Janet Barnett opens the door to greet the mourners who have arrived for a visitation at Everly-Wheatley Funeral Home on W. Braddock Road. She gives the mourner a pat on the arm. "Sometimes it's a handshake, smile, pat on the back or sometimes a hug. I try to read the family and do what would make them comfortable."
They walk by a guest book, which Barnett has placed on a stand by the door. "Feel free to sign." She guides the family to the chapel. "The casket is down there." Barnett says mostly caskets are open. “Coffee? Water? Temperature OK?"
Barnett says they have many different kinds of visitations. It may be a small group or large. "We play the kind of music they request. It could be religious music or sometimes rock and roll or the favorite artist of the deceased.”
Barnett explains the employees are well trained, and she gets briefed on the family ahead of time. But she remembers a time when she was new to this and during the service, "I said to the mourning mother of a very young woman, ‘Is there something you need?' She said to me, 'yah, Bring back my daughter.'" Barnett said she learned to say things in a different way.
"Sometimes there is laughter and joy over the person's life. But if it is a child or younger person you don't hear that as much." If they have a Thai funeral, the Thai family does a lot of things themselves "and we have a separate room for the monks if they need it. In addition to our greeting the visitors, the Thai family greets the mourners as well.
"I say 'sawatdee-kah' which I learned as a traditional greeting when I was visiting my daughter in Thailand." In addition, she explains the Thai families attend the cremations, which is not traditional for most people in this country. She says Everly -Wheatley is used to different traditions and accommodates and welcomes all.
Jennifer Charlton, a funeral director, stops by explaining the family will be there soon for an ID and she wants to be sure the room is ready for them. Charlton said there will be a cremation later and since a cremation is irreversible they want to be sure they have a positive identification.
Charlton adds that cremations are on the rise. "I think it may be because the baby boomers view it as a positive life choice to celebrate the life and then have a big party." Sometimes it turns into a family reunion, "people who haven't seen each other for a long time."
Barnett adds, "An opportunity to come together and support the bereaved."

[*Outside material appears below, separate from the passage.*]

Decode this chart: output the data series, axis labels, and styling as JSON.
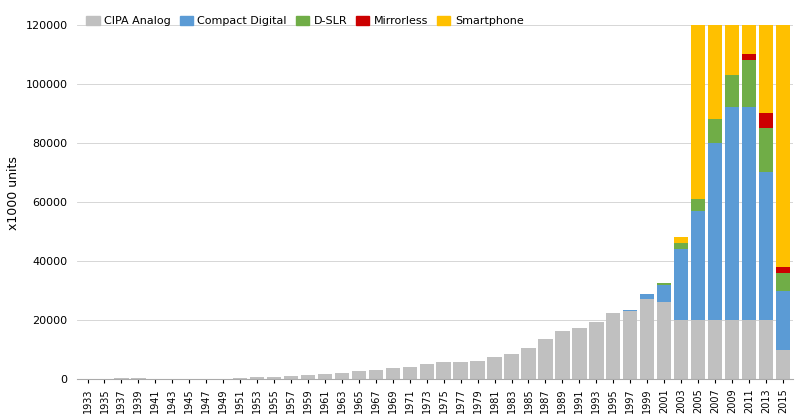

Barnett spent 32 years in Alexandria city government, retiring as deputy director of the Department of Recreation, Parks and Cultural Activities. Then 5 and a half years as executive director of Senior Services of Alexandria. Now in addition to her part-time work as a funeral assistant, she works part-time at Synergy HomeCare, which places companions for people who want to stay in their homes but need some assistance.
"I had a change in my life 7 years ago when my husband died. I filled up every single second. It was an escape for me." She adds, "I guess it was my medicine." She met the director of Everly-Wheatley and for the last 4 years has worked part time "doing whatever they tell me — to help from placing the flowers around the casket to attending the burial service to helping guide the mourners. "These services are an event in people's lives with so many details to discuss, and you want to be sure everything goes as they expected."
Barnett says that dead bodies really don't bother her. "You get used to them in the Jewish tradition where bodies aren't embalmed but instead receive the taharah, the ritual water bath. Women do women and men do men while saying Psalms. Then you sit with the body." She says, "I want to he able to give the deceased person their dignity. They can never repay you, and that is a good thing. I have taken that to what I do here."